Very few companies guarantee any kind of long term support on their components. Even so-called 'design for long term use' automotive parts from Microchip are only guaranteed production parts for 10 years, which is nothing compared to the lifetime of some specialist gear. You will always need to check in directly with manufacturers to ensure availability in the long term.


The bottom line is this: If you want to guarantee that you can make your product far into the future then you (or your company) need to do things to make sure that happens. While your various suppliers might assist, in the end it is all up to you. It shouldn't be that way, but it is. Here are some steps you can take to help:

  1. Maintain a good relationship with your distributors and manufacturers reps. These are the people who can best watch your back, and notify you about potential supply issues.
  2. Check, frequently, for End-Of-Life (EOL) notices from all of your suppliers. While your rep or distributor should tell you about these things, you cannot rely on them. Check on a monthly basis on the various manufacturers web sites.
  3. Expect to keep extra stock on hand of the critical parts. Not only does this mean having capital tied up in stock, but having the infrastructure to store these parts (humidity controlled chambers, etc.)
  4. Expect to make a large last-time-buy of critical parts. This means having the money or credit available to do that and, again, having a place to store the parts when you do get it. Depending on the part cost, and your volume, this might require purchasing anywhere from US$1K to US$1million worth of parts in a single purchase!
  5. Expect to redesign the product sometime in the future. This means not only budgeting for this, but also requires that you plan ahead and archive key documents, files, and equipment. I would go so far as to setup a development PC with all of the tools and then STORE THE ENTIRE PC. Nothing is worse than having to redesign a product only to find out that you need a copy of Windows that is unavailable and won't run on a modern PC, or you need an I/O port that is obsolete and unavailable. Make backups of the files, and revisit the backups once a year to prevent bit-rot (making sure that the thumb drives, CD's, and hard drives have not deteriorated or are too old to use in a modern PC).
  6. Do the obvious things like choosing components that have a high chance of being around in the future, and made from a mfg that will be around. But this does not override any of the other things on this list. Just because a mfg says that a product will be manufactured for 10 years doesn't mean that they won't go out of business tomorrow.
  7. Be paranoid and proactive. Ultimately you are the only person/entity that cares enough to guarantee things into the future.

There are no guarantees.

It does help to look at the past history of a company to see how it deals with obsoleting old products. Some companies go to great lengths to make sure the legacy products are taken care of. Others dump them as soon as newer versions are available.

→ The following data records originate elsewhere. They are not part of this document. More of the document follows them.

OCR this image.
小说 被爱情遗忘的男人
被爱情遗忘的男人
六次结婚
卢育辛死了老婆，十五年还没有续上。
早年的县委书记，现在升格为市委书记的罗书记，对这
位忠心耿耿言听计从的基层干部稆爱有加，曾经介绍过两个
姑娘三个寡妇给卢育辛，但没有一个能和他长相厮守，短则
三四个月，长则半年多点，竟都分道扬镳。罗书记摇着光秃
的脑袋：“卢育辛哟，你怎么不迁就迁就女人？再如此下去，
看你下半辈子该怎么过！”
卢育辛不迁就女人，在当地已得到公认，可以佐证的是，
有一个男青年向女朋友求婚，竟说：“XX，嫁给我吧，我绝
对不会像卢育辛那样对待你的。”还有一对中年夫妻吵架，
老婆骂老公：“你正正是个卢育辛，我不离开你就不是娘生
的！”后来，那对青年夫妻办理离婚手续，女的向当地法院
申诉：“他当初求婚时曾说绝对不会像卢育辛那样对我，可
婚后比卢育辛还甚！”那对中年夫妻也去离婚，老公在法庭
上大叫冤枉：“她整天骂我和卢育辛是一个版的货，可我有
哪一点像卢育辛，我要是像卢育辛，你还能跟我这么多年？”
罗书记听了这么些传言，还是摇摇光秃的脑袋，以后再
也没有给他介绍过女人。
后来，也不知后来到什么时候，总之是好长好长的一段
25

Microchip is a good example of the former. You can still buy a PIC 16C54, although you'll pay a few dollars more for one than for newer parts that do more. Companies like Maxim are at the other end. Different companies do have different philosophies and cultures.

It also helps to look at the market a component is being sold into. If the primary customers are cell phone companies, for example, then the component may dissappear quickly. New models of cell phones come out so fast that cell phone companies don't much care about component availability 5 years after first release.

Avionics and medical are examples of the other end. In both cases, the cost to getting a product certified and accepted is long and expensive, and product lifetimes are long and the products are expected to continue operating in the field for a long time (10s of years). A company that makes parts for these markets will likely go to extra lengths to make sure old products are available in the future, even if the price will be uncompetitive at the time. It's a lot better to keep buying a PIC 16C54 for $5 for use in a $10k medical device than to redesign it to use a newer PIC.